In my PhD I employed these RNA and DNA codes to identify and study native RNAs [3]. Studying the native RNA diversity without the use of amplification or enzymes is important because it allows for a more accurate and representative analysis of RNA molecules in their natural state. Amplification methods such as PCR introduce biases and artifacts that can distort the original RNA profile, leading to incorrect conclusions about gene expression levels, alternative splicing events, and RNA modifications. In addition, enzymatic treatments, such as reverse transcription, can alter RNA integrity and introduce technical variability, making it difficult to distinguish between genuine biological signals and experimental noise. By studying the native RNA transcriptome, we can avoid these potential pitfalls and obtain a more reliable and comprehensive understanding of the RNA landscape in different cell types, tissues, development stages, and disease states.
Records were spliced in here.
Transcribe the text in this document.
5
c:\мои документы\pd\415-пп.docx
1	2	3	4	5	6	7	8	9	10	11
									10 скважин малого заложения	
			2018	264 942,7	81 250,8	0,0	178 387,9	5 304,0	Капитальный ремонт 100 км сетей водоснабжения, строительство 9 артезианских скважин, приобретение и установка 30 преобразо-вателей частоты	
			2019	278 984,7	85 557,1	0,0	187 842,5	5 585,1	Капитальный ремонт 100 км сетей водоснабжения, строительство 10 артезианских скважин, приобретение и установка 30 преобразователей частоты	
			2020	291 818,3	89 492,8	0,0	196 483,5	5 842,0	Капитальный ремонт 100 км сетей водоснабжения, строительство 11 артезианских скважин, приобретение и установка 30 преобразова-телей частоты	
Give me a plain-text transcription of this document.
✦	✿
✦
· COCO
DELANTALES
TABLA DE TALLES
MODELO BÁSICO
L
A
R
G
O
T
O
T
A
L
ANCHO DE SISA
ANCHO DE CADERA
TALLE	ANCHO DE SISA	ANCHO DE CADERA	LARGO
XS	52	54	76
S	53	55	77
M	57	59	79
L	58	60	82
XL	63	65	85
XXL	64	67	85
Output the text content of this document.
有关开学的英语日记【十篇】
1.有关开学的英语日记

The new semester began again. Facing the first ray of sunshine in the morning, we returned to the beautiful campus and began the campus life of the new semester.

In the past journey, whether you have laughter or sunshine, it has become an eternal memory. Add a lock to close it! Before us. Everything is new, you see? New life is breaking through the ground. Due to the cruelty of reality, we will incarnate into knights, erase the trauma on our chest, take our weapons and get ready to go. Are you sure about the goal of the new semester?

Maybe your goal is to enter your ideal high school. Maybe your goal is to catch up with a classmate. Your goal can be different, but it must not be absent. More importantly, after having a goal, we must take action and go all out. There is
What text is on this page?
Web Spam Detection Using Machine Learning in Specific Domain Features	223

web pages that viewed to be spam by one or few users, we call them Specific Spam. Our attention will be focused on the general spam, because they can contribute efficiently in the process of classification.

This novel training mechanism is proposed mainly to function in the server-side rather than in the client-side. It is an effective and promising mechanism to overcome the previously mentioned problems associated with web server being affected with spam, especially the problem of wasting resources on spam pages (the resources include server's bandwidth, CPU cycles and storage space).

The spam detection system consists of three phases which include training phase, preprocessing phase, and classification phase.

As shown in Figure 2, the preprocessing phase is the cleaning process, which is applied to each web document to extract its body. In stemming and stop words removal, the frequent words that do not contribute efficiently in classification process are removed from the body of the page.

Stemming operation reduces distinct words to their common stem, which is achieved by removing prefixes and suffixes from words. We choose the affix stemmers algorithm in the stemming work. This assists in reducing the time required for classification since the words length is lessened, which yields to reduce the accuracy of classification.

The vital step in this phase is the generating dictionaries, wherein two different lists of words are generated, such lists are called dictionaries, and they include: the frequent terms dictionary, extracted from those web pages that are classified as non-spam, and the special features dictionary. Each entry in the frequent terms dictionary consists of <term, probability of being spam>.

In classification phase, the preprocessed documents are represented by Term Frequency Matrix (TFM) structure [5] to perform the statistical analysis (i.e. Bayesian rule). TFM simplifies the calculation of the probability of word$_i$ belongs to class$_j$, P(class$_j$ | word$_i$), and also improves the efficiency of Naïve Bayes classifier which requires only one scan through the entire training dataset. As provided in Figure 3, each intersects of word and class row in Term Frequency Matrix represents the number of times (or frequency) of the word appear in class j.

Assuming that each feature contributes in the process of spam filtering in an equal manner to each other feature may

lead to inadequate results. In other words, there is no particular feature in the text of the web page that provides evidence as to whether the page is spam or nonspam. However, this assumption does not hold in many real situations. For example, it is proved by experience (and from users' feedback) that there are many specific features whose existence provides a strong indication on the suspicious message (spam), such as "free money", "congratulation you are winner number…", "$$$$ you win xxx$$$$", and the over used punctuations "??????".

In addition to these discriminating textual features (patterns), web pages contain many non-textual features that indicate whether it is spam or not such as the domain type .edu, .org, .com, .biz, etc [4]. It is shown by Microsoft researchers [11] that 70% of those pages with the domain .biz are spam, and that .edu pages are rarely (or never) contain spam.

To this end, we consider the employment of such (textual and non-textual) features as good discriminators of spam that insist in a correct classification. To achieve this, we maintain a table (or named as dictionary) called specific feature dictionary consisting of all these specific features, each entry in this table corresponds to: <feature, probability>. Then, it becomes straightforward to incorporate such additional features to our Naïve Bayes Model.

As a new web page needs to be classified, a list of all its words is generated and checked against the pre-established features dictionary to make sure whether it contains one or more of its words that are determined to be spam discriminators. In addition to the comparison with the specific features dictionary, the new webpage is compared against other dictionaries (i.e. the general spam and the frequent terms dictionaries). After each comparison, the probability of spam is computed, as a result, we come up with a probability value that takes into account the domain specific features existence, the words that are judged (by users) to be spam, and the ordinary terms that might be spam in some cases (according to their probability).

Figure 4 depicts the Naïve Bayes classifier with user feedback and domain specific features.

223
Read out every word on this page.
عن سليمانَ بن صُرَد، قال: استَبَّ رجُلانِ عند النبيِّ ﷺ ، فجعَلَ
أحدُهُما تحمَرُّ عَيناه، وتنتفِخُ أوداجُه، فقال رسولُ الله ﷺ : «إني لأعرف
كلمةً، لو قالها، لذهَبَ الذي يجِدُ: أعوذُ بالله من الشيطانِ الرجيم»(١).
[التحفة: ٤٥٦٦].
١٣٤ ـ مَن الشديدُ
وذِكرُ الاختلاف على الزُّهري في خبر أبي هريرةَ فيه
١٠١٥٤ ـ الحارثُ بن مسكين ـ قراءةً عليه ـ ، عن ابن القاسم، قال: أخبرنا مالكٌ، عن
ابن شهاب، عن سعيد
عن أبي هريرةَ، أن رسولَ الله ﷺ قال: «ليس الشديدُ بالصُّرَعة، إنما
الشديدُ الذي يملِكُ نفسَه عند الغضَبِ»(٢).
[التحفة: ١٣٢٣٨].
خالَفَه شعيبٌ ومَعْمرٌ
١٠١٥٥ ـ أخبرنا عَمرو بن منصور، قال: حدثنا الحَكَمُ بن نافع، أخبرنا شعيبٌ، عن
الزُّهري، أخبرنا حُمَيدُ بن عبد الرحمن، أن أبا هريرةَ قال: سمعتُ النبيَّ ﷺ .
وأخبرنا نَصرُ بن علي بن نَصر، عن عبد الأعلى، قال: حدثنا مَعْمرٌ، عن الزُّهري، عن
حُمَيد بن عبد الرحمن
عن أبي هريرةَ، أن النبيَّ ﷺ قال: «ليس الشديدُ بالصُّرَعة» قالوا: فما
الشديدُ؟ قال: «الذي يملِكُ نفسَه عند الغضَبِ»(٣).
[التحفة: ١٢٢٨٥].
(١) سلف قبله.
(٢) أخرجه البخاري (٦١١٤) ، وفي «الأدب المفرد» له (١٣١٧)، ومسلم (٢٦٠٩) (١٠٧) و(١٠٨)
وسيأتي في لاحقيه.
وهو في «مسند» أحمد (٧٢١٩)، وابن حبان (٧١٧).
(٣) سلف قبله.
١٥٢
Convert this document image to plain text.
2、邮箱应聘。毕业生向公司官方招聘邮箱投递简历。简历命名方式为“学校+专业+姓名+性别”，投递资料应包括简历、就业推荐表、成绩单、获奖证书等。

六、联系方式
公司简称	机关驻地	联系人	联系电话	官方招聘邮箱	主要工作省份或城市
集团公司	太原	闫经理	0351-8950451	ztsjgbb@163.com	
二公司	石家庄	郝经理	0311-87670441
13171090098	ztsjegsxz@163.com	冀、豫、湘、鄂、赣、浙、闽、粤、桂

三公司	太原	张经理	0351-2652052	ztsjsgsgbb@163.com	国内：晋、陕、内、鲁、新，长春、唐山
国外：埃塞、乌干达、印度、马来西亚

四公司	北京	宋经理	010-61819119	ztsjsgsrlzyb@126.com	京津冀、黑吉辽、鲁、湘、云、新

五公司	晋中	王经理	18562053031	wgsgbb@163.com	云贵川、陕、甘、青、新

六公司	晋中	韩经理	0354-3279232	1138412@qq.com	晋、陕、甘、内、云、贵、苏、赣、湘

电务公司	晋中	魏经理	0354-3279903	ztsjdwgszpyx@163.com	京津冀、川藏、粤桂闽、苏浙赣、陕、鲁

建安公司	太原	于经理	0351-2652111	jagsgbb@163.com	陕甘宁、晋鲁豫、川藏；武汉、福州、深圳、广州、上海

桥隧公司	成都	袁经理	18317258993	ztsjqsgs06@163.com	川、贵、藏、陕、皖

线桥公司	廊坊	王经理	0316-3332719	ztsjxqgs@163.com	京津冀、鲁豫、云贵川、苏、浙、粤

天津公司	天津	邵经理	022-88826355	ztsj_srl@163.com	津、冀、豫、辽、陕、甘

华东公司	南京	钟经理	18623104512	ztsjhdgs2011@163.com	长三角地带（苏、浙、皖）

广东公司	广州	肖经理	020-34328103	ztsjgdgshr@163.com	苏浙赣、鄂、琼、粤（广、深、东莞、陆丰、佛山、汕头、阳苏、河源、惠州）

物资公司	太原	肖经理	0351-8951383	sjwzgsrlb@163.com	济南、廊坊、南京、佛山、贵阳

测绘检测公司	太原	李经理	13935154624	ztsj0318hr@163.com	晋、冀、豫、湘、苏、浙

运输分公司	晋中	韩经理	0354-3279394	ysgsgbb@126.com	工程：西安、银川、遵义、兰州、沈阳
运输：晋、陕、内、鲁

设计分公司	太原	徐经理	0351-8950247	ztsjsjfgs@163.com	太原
We demonstrated native target transcriptomics in human cervical cancer total RNA by making RNA codes for different RNA structural variants, or isoforms, for genes of interest. Multiplexed identification is enabled by our RNA codes. We designed 10 unique current structural (pseudo)colours enabling the assembly of 10 billion RNA codes i.e., 10 billion RNA molecules simultaneously.
The results have profound importance in studying gene expression in complex biological samples, diagnostics of viruses and even their viral variants in patient swabs, and even the fundamental understanding of molecular transport. It paved the way for studying native ‘RNA makeup’ including RNA quantity, structure, dynamics, and their RNA-protein interactions at the single-molecule, single-cell level.
The cornerstone was to implement quantitative, physical approaches to understanding biological systems. My PhD was a concoction of physics and mathematics (nanopore electrical systems, guided origami, barcoding) aimed towards understanding RNA. Herein, I employed RNA codes made by DNA/RNA origami to identify native RNA transcripts. It enabled multiplexed targeting of up to 10 billion RNAs in parallel without need for prior amplification (PCR) or enzymes. This paves the way towards native single-cell transcriptomics.
My method was implemented in many projects, spanning from chemistry to physics and computation modelling, with various biological applications including tandem repeat disorder and infectious disease diagnostics.
Filip's publications
Cavendish Laboratory
Prof Ulrich F. Keyser Lab
Figure legend: A method has been developed to identify RNA transcript isoforms at the single-molecule level using nanopore microscopy. Here, target RNA is refolded into RNA codes with designed sets of short, complementary DNA strands. Each reshaped molecule carries a unique sequence of structural (pseudo)colours named RNA codes. RNA codes are electrically readout using nanopore microscopy. RNA codes enable the identification and quantification of up to 10 billion RNAs in native transcriptome.